Mounting evidence shows that NF-kB is linked to rampant stimulation of various inflammatory mediators such as cytokines and chemokines [43]. Reports indicate that blocking of NF-kB signaling leads to the reduced expression of TNF-α and IL-6 [44]. Earlier studies showed that NF-kB and MAPK signalling pathway orchestrate a pivotal role in LPS-mediated stimulation of inflammatory mediators and their transcription, which is the cardinal factor in the progression of septic cardiomyopathy [45]. The current study shows that LPS-intoxicated rats showed upregulated mRNA levels of NF-kB in cardiac tissues, and DOPET treatment inhibited the upregulation of NF-kB and thus prevented the inflammation in septic cardiotoxicity.

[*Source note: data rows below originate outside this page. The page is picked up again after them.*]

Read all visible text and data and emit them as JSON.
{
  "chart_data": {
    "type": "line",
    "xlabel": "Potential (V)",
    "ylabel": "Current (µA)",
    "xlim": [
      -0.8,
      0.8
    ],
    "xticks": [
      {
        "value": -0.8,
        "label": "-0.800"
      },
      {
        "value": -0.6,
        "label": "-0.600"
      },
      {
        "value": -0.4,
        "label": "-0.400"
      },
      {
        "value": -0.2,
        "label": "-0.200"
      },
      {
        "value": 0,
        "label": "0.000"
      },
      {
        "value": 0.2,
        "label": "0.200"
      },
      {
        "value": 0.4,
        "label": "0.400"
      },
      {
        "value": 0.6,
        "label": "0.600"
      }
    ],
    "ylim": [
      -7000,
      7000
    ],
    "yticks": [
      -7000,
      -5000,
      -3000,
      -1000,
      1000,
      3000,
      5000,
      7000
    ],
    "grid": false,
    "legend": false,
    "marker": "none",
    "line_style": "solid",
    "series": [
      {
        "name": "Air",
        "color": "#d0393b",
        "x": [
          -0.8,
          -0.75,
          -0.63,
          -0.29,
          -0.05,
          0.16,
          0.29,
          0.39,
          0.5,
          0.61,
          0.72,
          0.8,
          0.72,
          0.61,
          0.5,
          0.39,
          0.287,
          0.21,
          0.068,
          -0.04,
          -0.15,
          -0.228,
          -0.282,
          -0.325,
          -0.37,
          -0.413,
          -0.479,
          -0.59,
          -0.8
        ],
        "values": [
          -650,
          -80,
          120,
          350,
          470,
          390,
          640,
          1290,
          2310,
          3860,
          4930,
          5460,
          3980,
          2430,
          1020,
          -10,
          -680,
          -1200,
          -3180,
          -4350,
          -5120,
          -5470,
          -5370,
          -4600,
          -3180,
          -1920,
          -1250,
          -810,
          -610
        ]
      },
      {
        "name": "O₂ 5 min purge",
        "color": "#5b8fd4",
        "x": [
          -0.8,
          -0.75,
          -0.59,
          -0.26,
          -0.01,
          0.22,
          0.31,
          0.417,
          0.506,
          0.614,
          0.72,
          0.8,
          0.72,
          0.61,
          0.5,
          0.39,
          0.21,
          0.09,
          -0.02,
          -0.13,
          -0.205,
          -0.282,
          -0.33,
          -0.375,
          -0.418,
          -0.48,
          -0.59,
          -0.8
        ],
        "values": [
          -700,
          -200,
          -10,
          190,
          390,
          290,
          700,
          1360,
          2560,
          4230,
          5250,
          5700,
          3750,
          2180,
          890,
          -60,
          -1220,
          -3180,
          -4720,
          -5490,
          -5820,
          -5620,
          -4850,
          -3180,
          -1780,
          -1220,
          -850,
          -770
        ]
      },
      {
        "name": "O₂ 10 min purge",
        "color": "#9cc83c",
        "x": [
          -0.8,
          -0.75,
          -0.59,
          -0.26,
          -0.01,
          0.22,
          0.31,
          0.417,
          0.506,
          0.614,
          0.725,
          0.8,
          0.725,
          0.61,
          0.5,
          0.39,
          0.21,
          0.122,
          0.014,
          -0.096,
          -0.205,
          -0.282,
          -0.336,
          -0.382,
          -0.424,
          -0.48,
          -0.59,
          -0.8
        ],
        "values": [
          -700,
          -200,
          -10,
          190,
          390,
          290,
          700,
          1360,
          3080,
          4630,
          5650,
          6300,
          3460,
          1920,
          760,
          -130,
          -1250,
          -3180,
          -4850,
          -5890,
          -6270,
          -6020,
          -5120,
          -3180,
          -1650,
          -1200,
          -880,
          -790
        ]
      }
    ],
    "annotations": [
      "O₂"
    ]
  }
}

During LPS-mediated sepsis, the rampant release of inflammatory mediators imparts oxidative cardiotoxicity, further promotes cardiac apoptosis, and finally, leads to cardiac failure [46]. The Bcl-2-related apoptosis family protein encompasses anti-apoptotic protein (Bcl-2), and pro-apoptotic proteins (Bax) are the prime apoptosis regulators that orchestrate the mitochondrial apoptotic pathway [47]. The caspase protein mediates an important role in apoptosis during stress conditions. During mitochondria-mediated intrinsic apoptosis, the activation of caspase-9 occurs, which in turn activates the final effector molecule caspase-3 [48]. In this study, LPS-mediated cardiotoxicity reveals downregulated and upregulated protein expression of Bcl-2 and Bax, and caspase-3, respectively. Meanwhile, DOPET mitigated apoptosis by inhibiting the protein level of Bax and caspase-3 and increasing the Bcl-2 protein level. A previous study shows that DOPET reduced apoptosis in cadmium-induced cardiac oxidative stress [40].

In conclusion, DOPET mitigated LPS-mediated septic cardiotoxicity by restoring cardiac membrane integrity, preventing oxidative stress, inflammation, and apoptosis. Further studies are warranted to evaluate the involvement of various signalling pathways in septic cardiomyopathy and the effect of DOPET.